Home-based Stimulation to Promote Resilience

Resilience, the concept that describes the ability of certain individuals to resist, among others, the impact of stress, is a broad term.

In clinical psychology and mental health, the concept of resilience has historically been linked to the study of individual differences (e.g. self-esteem, sense of control, perception of social support, etc.) that determine the ability to cope with the impact of life traumas and maintain good psychological and physical functioning, avoiding mental illness.

Neuroimaging research has identified brain regions that show patterns of specific activity and connectivity during exposure to stressful or violent stimuli and may be correlated with scores on psychosocial resilience scales or predict coping capabilities.

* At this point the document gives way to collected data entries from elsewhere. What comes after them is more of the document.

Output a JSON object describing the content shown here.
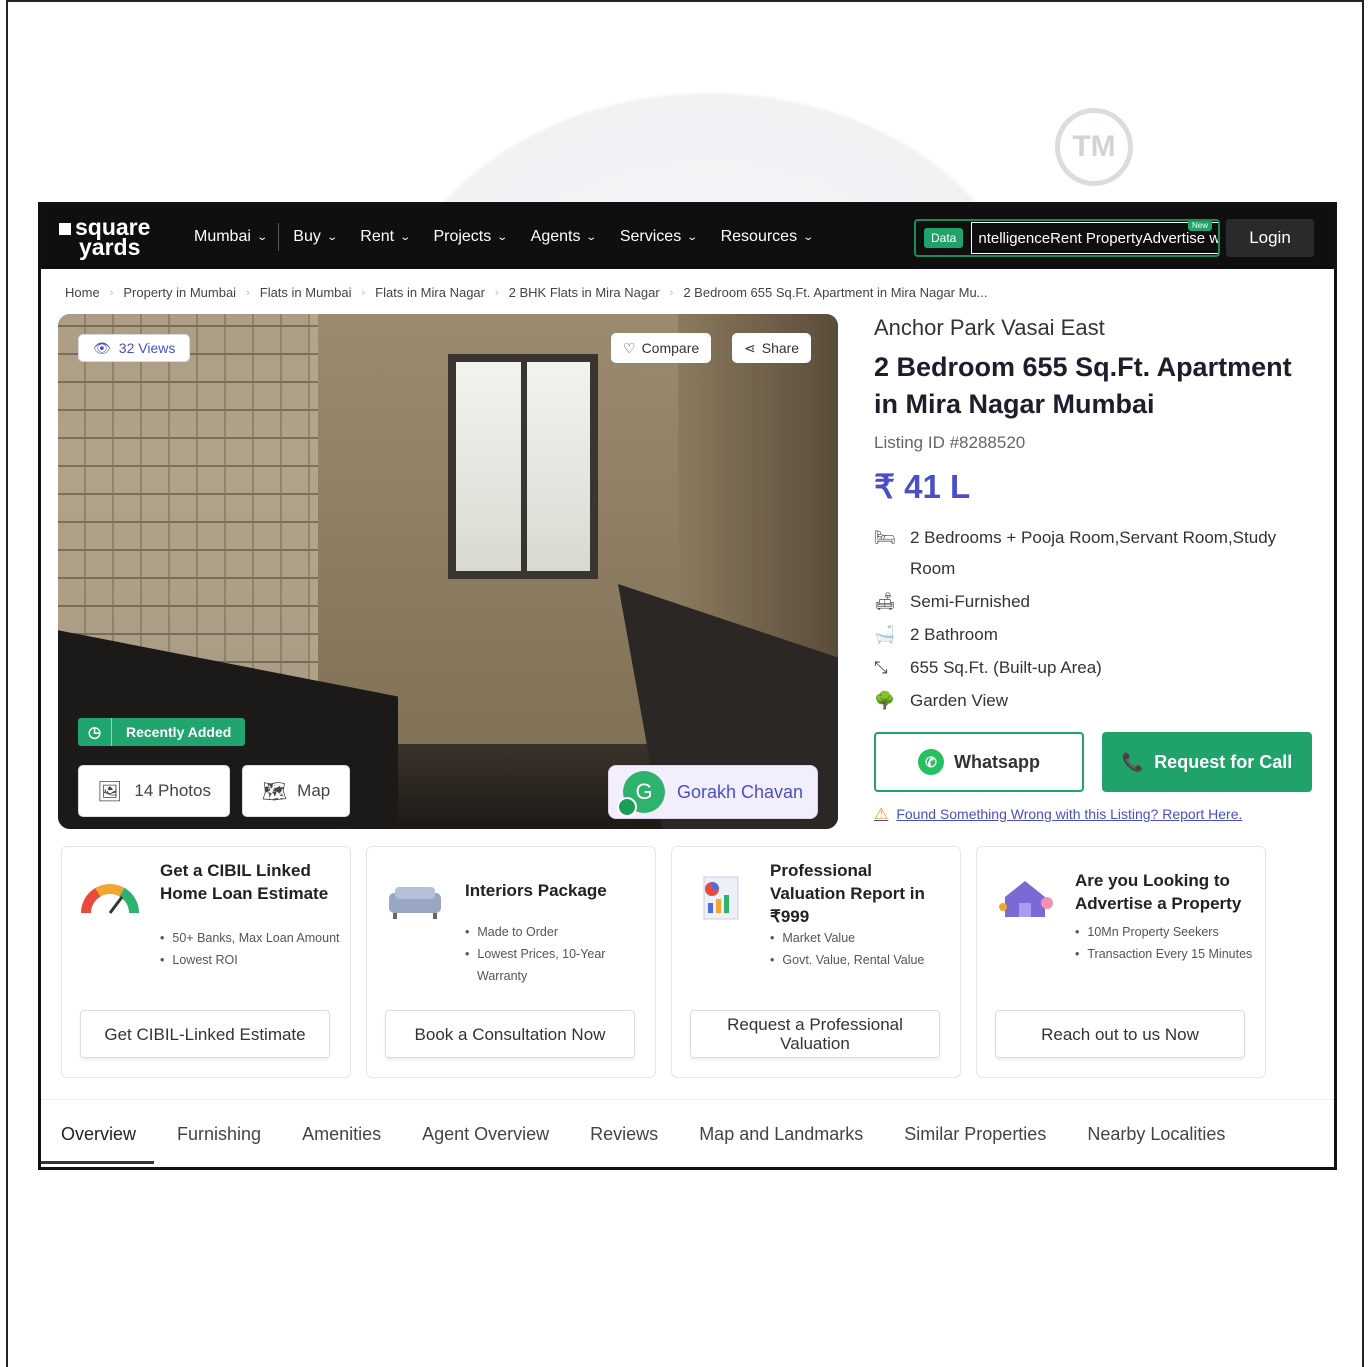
{
  "watermark": {
    "tm_label": "TM"
  },
  "nav": {
    "logo_line1": "square",
    "logo_line2": "yards",
    "items": [
      {
        "label": "Mumbai"
      },
      {
        "label": "Buy"
      },
      {
        "label": "Rent"
      },
      {
        "label": "Projects"
      },
      {
        "label": "Agents"
      },
      {
        "label": "Services"
      },
      {
        "label": "Resources"
      }
    ],
    "data_badge": "Data",
    "intel_text": "ntelligenceRent PropertyAdvertise with us",
    "new_badge": "New",
    "login": "Login"
  },
  "breadcrumbs": [
    "Home",
    "Property in Mumbai",
    "Flats in Mumbai",
    "Flats in Mira Nagar",
    "2 BHK Flats in Mira Nagar",
    "2 Bedroom 655 Sq.Ft. Apartment in Mira Nagar Mu..."
  ],
  "photo": {
    "views": "32 Views",
    "compare": "Compare",
    "share": "Share",
    "recently_added": "Recently Added",
    "photos": "14 Photos",
    "map": "Map",
    "agent_initial": "G",
    "agent_name": "Gorakh Chavan"
  },
  "listing": {
    "project": "Anchor Park Vasai East",
    "title": "2 Bedroom 655 Sq.Ft. Apartment in Mira Nagar Mumbai",
    "listing_id": "Listing ID #8288520",
    "price": "₹ 41 L",
    "features": [
      {
        "icon": "bed-icon",
        "text": "2 Bedrooms + Pooja Room,Servant Room,Study Room"
      },
      {
        "icon": "sofa-icon",
        "text": "Semi-Furnished"
      },
      {
        "icon": "bathtub-icon",
        "text": "2 Bathroom"
      },
      {
        "icon": "area-icon",
        "text": "655 Sq.Ft. (Built-up Area)"
      },
      {
        "icon": "garden-icon",
        "text": "Garden View"
      }
    ],
    "whatsapp": "Whatsapp",
    "request_call": "Request for Call",
    "report": "Found Something Wrong with this Listing? Report Here."
  },
  "cards": [
    {
      "title": "Get a CIBIL Linked Home Loan Estimate",
      "bullets": [
        "50+ Banks, Max Loan Amount",
        "Lowest ROI"
      ],
      "button": "Get CIBIL-Linked Estimate",
      "icon": "gauge-icon"
    },
    {
      "title": "Interiors Package",
      "bullets": [
        "Made to Order",
        "Lowest Prices, 10-Year Warranty"
      ],
      "button": "Book a Consultation Now",
      "icon": "sofa-illustration-icon"
    },
    {
      "title": "Professional Valuation Report in ₹999",
      "bullets": [
        "Market Value",
        "Govt. Value, Rental Value"
      ],
      "button": "Request a Professional Valuation",
      "icon": "report-chart-icon"
    },
    {
      "title": "Are you Looking to Advertise a Property",
      "bullets": [
        "10Mn Property Seekers",
        "Transaction Every 15 Minutes"
      ],
      "button": "Reach out to us Now",
      "icon": "house-megaphone-icon"
    }
  ],
  "tabs": [
    {
      "label": "Overview"
    },
    {
      "label": "Furnishing"
    },
    {
      "label": "Amenities"
    },
    {
      "label": "Agent Overview"
    },
    {
      "label": "Reviews"
    },
    {
      "label": "Map and Landmarks"
    },
    {
      "label": "Similar Properties"
    },
    {
      "label": "Nearby Localities"
    }
  ],
  "colors": {
    "accent_purple": "#4a4fc7",
    "accent_green": "#1fa36a",
    "nav_bg": "#0f0f10"
  }
}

In the same vein, our group has recently observed how certain connectivity patterns between frontal and parietal areas related to the default neural network (DMN) and pedimental-parietal network (FPN), are predictive of better stress resilience, which decreases the negative impact on mental health.

Together, these findings suggest the possible existence of brain circuits composed of nodes within medial dorsolateral and prefrontal brain areas, and their connections to parietal areas, specifically related to resilience capacity.

In this context non-invasive transcranial stimulation, a safe and effective procedure, provides us with a technique to modulate brain activity in these areas and potentially promote resilience.

Among the various techniques, direct current transcranial stimulation (tDCS) is one of the most studied and promising approaches.

In tDCS, surface electrodes (anode and cathode) inject low-intensity direct current through the skull to modulate brain activity and cortical excitability, with regulatory effects affecting not only areas brains stimulated, but also connected brain networks, and thus with the potential to "optimize" the balance between integration and segregation of associated functions.

Crucially, advances in technology have made tDCS devices more portable and user-friendly, with the possibility of being configured at a distance, and potentially allowing their home administration, with remote supervision, facilitating adherence to intervention protocols.

Goal The aim of this study is to assess the feasibility and effects of a direct intervention to promote resilience to stress

Materials and Method Study Design The researchers will implement an open trial with healthy adults performing a pre-stimulation assessment, a remotely supervised home intervention with tDCS, and a post-treatment assessment.

During the previous assessment, participants will receive training on the use of the stimulation device, as well as information material, and over the course of the intervention, and for the duration of the intervention researchers will remotely monitor the stimulation.

Participants This study will involve 40 healthy adults aged 40 to 65. The sample size has been calculated taking into account the grandor effect of previous studies investigating the modulating effect of non-invasive brain stimulation on functional and behavioral aspects related to resilience, defined as the ability to resist external and stressful factors.

The size of the required sample, considering alpha=0.05 and statistical power (1-beta) =0.80, has been estimated at between 30 and 38 individuals depending on the statistical test. Considering a possible abandonment of around 10%, the final sample will consist of 40 individuals.

Pre-Post Assessment Prior to the intervention, participants will be administered with questionnaires and a paradigm of stress induction.

Once the intervention is complete, the same tests will be repeated.

Stress Induction Paradigm In this task, developed by Limbachia and collaborators there are two circles that move at times by approaching and sometimes moving away from each other. When the circles are touched, the participants receive a soft electrical stressor stimulus. Circular motion has a high degree of unpredictability.

The stressful electric stimulus will be delivered by 500 ms through electrodes, to the fourth and fifth fingers of the left hand. To gauge the intensity of the shock, each participant will be asked to choose their own level of stimulation before the stress task, so that the stimulus is "unpleasant but not painful".

During the task, changes in skin conduction, heart rate, pupil diameter and changes in connectivity and network oscillation reflected by the signal electroencephalography will be recorded.

Feasibility Indicators To confirm the feasibility of such interventions, the investigators will evaluate adherence to intervention.

Stimulation training the researchers will undertake a first training session in person, followed by a training and remote monitoring program. These training sessions will aim to instruct and ensure the correct administration of stimulation.

Stimulation sessions oversight

The researchers will carry out remote monitoring throughout the duration of the intervention:

Investigators will monitor the first 2/3 stimulation sessions, second needs, and until participants need it. From the second week on, researchers will follow the intervention weekly through at least one video call per week.

TDCS stimulation protocol:

The stimulation session will last 20 minutes, following a protocol widely used in various studies.

Stimulation will be performed in the left dorsal lateral prefrontal cortex (L-DLPFC).

The current will be supplied steadily for 30 minutes and all the stimulation parameters to be used adhere to the general guidelines of the safety criteria of transcranial electric stimulation and, for safety reasons, the maximum supplied current will be 2 ma.

The stimulation will be delivered using the Sooma tDCSTM medical device used by health professionals worldwide. This device has acquired CE, Health Canada, MDA, HSA, TGA and COFEPRIS approvals. Sooma tDCSTM devices are manufactured in Finland under ISO 13485 standard.